Comparative Evidence for IgA Nephropathy Therapies in a Network Meta-Analysis

Key Takeaways
- Nefecon was associated with the most favorable eGFR slope point estimate and the highest SUCRA ranking, although uncertainty remained.
- Methylprednisolone showed the largest UPCR reductions versus placebo, while iptacopan and sibeprenlimab were also associated with proteinuria reductions.
- Serious adverse event comparisons were mostly inconclusive because the network was sparse and intervals were wide, and SUCRA rankings were treated as exploratory.
Published 24 April 2026, this Bayesian network meta-analysis searched PubMed, the Cochrane Library, Web of Science, Scopus, and Embase from inception through March 2025. The investigators included randomized controlled trials enrolling adults with biopsy-proven IgA nephropathy. Treatments were methylprednisolone, mycophenolate mofetil, tacrolimus, Nefecon, iptacopan, and sibeprenlimab, each compared against placebo or supportive care. Outcomes included serious adverse events, eGFR slope, proteinuria, and urinary protein-to-creatinine ratio, with Bayesian random-effects models generating risk ratios or mean differences, 95% credible intervals, and SUCRA rankings. The network was centered on placebo or supportive care, allowing both direct and indirect comparisons.

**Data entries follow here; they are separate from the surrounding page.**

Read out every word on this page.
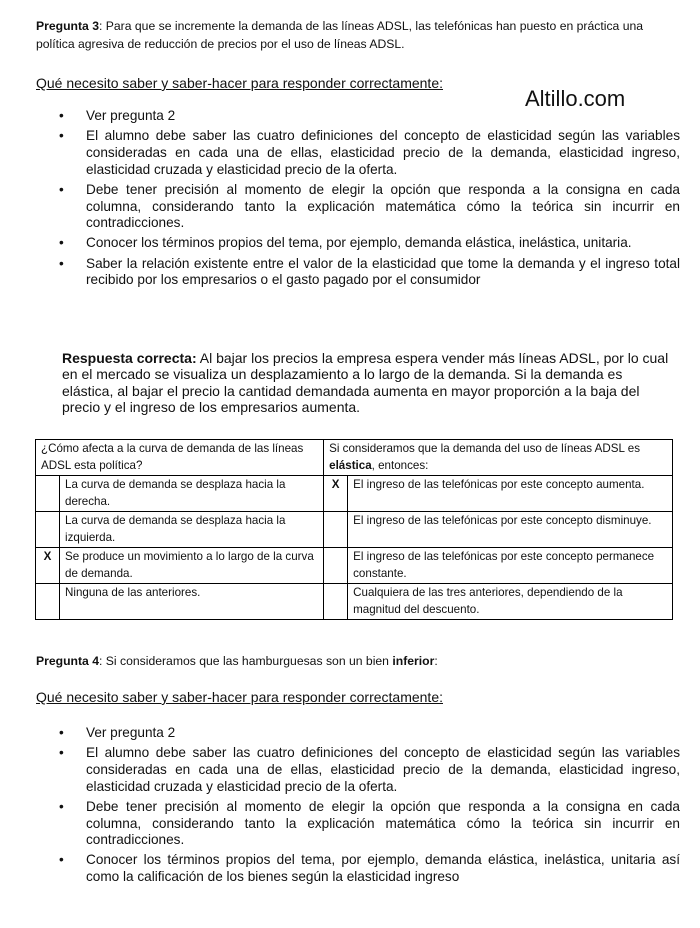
Pregunta 3: Para que se incremente la demanda de las líneas ADSL, las telefónicas han puesto en práctica una política agresiva de reducción de precios por el uso de líneas ADSL.
Qué necesito saber y saber-hacer para responder correctamente:
Altillo.com
• Ver pregunta 2
• El alumno debe saber las cuatro definiciones del concepto de elasticidad según las variables consideradas en cada una de ellas, elasticidad precio de la demanda, elasticidad ingreso, elasticidad cruzada y elasticidad precio de la oferta.
• Debe tener precisión al momento de elegir la opción que responda a la consigna en cada columna, considerando tanto la explicación matemática cómo la teórica sin incurrir en contradicciones.
• Conocer los términos propios del tema, por ejemplo, demanda elástica, inelástica, unitaria.
• Saber la relación existente entre el valor de la elasticidad que tome la demanda y el ingreso total recibido por los empresarios o el gasto pagado por el consumidor
Respuesta correcta: Al bajar los precios la empresa espera vender más líneas ADSL, por lo cual en el mercado se visualiza un desplazamiento a lo largo de la demanda. Si la demanda es elástica, al bajar el precio la cantidad demandada aumenta en mayor proporción a la baja del precio y el ingreso de los empresarios aumenta.
¿Cómo afecta a la curva de demanda de las líneas ADSL esta política?		Si consideramos que la demanda del uso de líneas ADSL es elástica, entonces:	
	La curva de demanda se desplaza hacia la derecha.	X	El ingreso de las telefónicas por este concepto aumenta.
	La curva de demanda se desplaza hacia la izquierda.		El ingreso de las telefónicas por este concepto disminuye.
X	Se produce un movimiento a lo largo de la curva de demanda.		El ingreso de las telefónicas por este concepto permanece constante.
	Ninguna de las anteriores.		Cualquiera de las tres anteriores, dependiendo de la magnitud del descuento.
Pregunta 4: Si consideramos que las hamburguesas son un bien inferior:
Qué necesito saber y saber-hacer para responder correctamente:
• Ver pregunta 2
• El alumno debe saber las cuatro definiciones del concepto de elasticidad según las variables consideradas en cada una de ellas, elasticidad precio de la demanda, elasticidad ingreso, elasticidad cruzada y elasticidad precio de la oferta.
• Debe tener precisión al momento de elegir la opción que responda a la consigna en cada columna, considerando tanto la explicación matemática cómo la teórica sin incurrir en contradicciones.
• Conocer los términos propios del tema, por ejemplo, demanda elástica, inelástica, unitaria así como la calificación de los bienes según la elasticidad ingreso
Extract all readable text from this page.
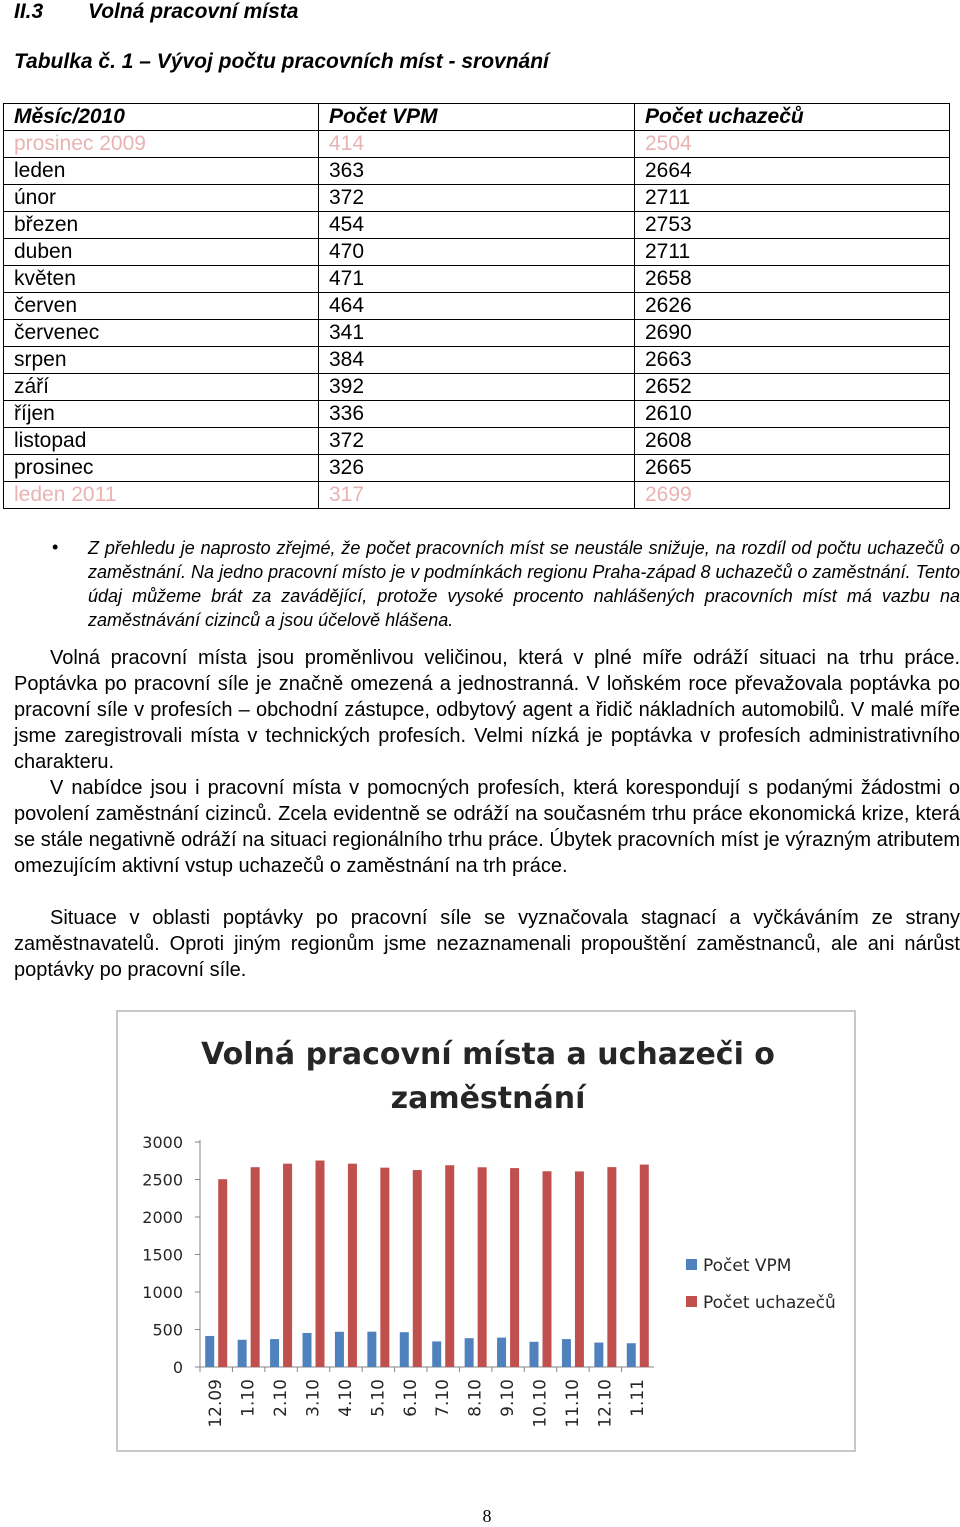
II.3 Volná pracovní místa
Tabulka č. 1 – Vývoj počtu pracovních míst - srovnání
Měsíc/2010	Počet VPM	Počet uchazečů
prosinec 2009	414	2504
leden	363	2664
únor	372	2711
březen	454	2753
duben	470	2711
květen	471	2658
červen	464	2626
červenec	341	2690
srpen	384	2663
září	392	2652
říjen	336	2610
listopad	372	2608
prosinec	326	2665
leden 2011	317	2699
• Z přehledu je naprosto zřejmé, že počet pracovních míst se neustále snižuje, na rozdíl od počtu uchazečů o zaměstnání. Na jedno pracovní místo je v podmínkách regionu Praha-západ 8 uchazečů o zaměstnání. Tento údaj můžeme brát za zavádějící, protože vysoké procento nahlášených pracovních míst má vazbu na zaměstnávání cizinců a jsou účelově hlášena.
Volná pracovní místa jsou proměnlivou veličinou, která v plné míře odráží situaci na trhu práce. Poptávka po pracovní síle je značně omezená a jednostranná. V loňském roce převažovala poptávka po pracovní síle v profesích – obchodní zástupce, odbytový agent a řidič nákladních automobilů. V malé míře jsme zaregistrovali místa v technických profesích. Velmi nízká je poptávka v profesích administrativního charakteru.
V nabídce jsou i pracovní místa v pomocných profesích, která korespondují s podanými žádostmi o povolení zaměstnání cizinců. Zcela evidentně se odráží na současném trhu práce ekonomická krize, která se stále negativně odráží na situaci regionálního trhu práce. Úbytek pracovních míst je výrazným atributem omezujícím aktivní vstup uchazečů o zaměstnání na trh práce.
Situace v oblasti poptávky po pracovní síle se vyznačovala stagnací a vyčkáváním ze strany zaměstnavatelů. Oproti jiným regionům jsme nezaznamenali propouštění zaměstnanců, ale ani nárůst poptávky po pracovní síle.
Volná pracovní místa a uchazeči o
zaměstnání
0
500
1000
1500
2000
2500
3000
12.09 1.10 2.10 3.10 4.10 5.10 6.10 7.10 8.10 9.10 10.10 11.10 12.10 1.11
Počet VPM
Počet uchazečů
8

For kidney function, Nefecon had the most favorable point estimate for eGFR slope within the treatment network and ranked highest in SUCRA analyses for that outcome. The corresponding credible intervals crossed the null, which limited confidence in the apparent advantage. Several between-treatment contrasts were also imprecise, leaving the eGFR pattern directional rather than definitive.
Proteinuria findings followed a different pattern across agents. Methylprednisolone showed the largest reductions versus placebo when urinary protein-to-creatinine ratio was assessed. Iptacopan and sibeprenlimab were also associated with reductions in proteinuria outcomes within the network. Overall, the results suggested proteinuria benefit across several therapies without resolving their relative positions with certainty.
Serious adverse event comparisons were mostly inconclusive because sparse data and wide uncertainty intervals limited precision across the network. Iptacopan showed a numerically lower point estimate for serious adverse events, but that signal remained uncertain. Prespecified subgroup analyses used interaction tests and did not suggest effect modification by baseline eGFR below 60 versus at least 60 mL/min/1.73 m². The authors concluded that sparse networks, heterogeneous regimens, and limited follow-up kept comparative estimates uncertain; that SUCRA rankings were exploratory rather than evidence of superiority; and that larger, longer-term, directly comparative trials with hard renal outcomes remain needed while current signals may inform individualized treatment decisions.